Birds: 606 Species in One Park
Queen Elizabeth NP’s 606 species is one of the highest bird counts for any single protected area in Africa, driven by the intersection of Albertine Rift montane species, lake and wetland species, and savanna species. The African skimmer (endangered) nests on sandbanks in the Kazinga Channel. The shoebill is present in the Murchison Bay papyrus (western lake edge, best by boat or canoe). The papyrus gonolek (brilliant crimson and black) is common in papyrus reeds throughout.
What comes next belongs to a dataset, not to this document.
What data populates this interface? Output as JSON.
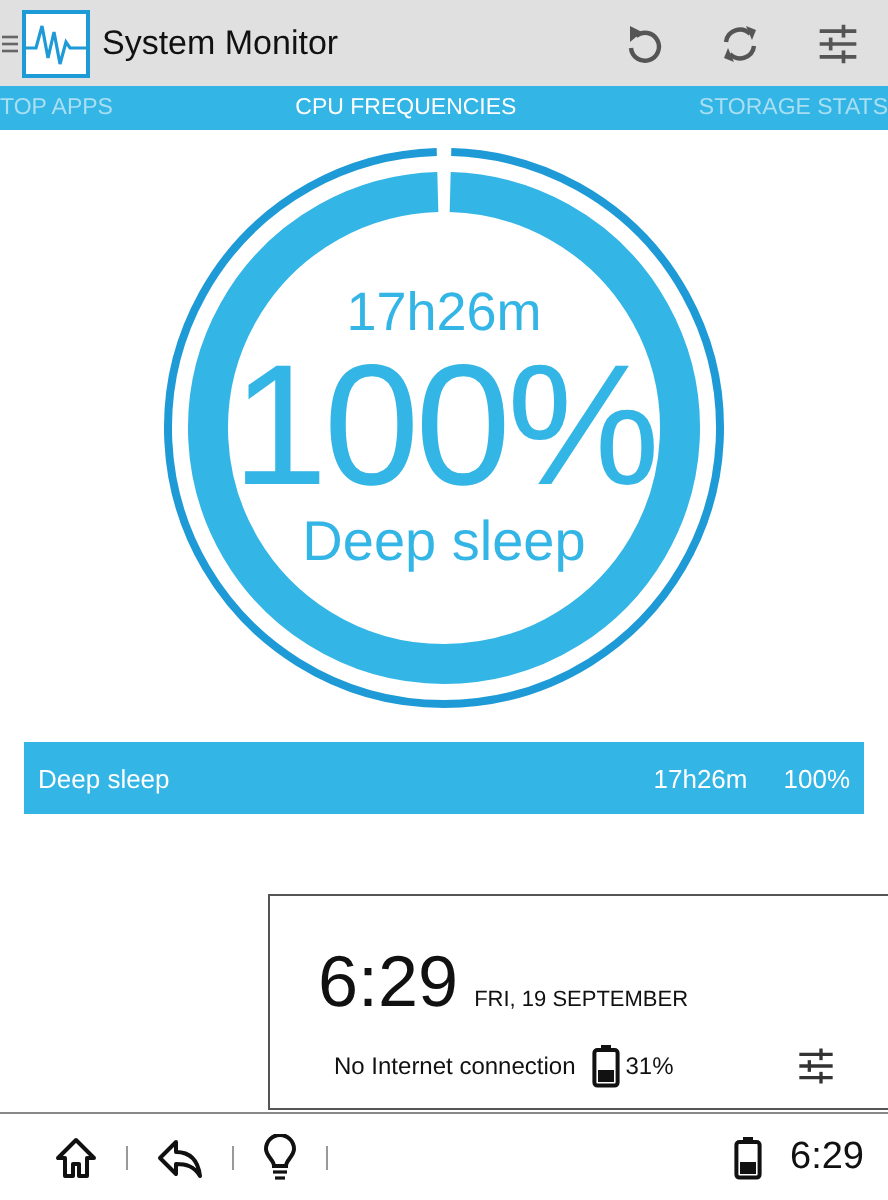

The martial eagle, Verreaux’s eagle-owl, and pel’s fishing owl complete the raptor list. Serious birders typically spend 3-4 days in Queen Elizabeth and record 200-250 species.
Accommodation at Queen Elizabeth NP
- Mweya Safari Lodge: USD $250-380/night per person full-board. On the Mweya Peninsula, excellent boat safari access, hippos on the lawn at night. The flagship Uganda Wildlife Authority lodge.
- Jacana Safari Lodge: USD $150-200/night. Good mid-range on the channel edge. Family-friendly.
- Ishasha Wilderness Camp: USD $200-280/night. In the Ishasha sector for the tree-climbing lions. Excellent tree lion access, remote feel.
- Pumba Safari Cottages: USD $60-80/night. Budget option near Mweya. Self-catering available. Popular with overland groups.
- UWA Community Campsite Mweya: USD $15/person/night. Basic. Views over Lake Edward.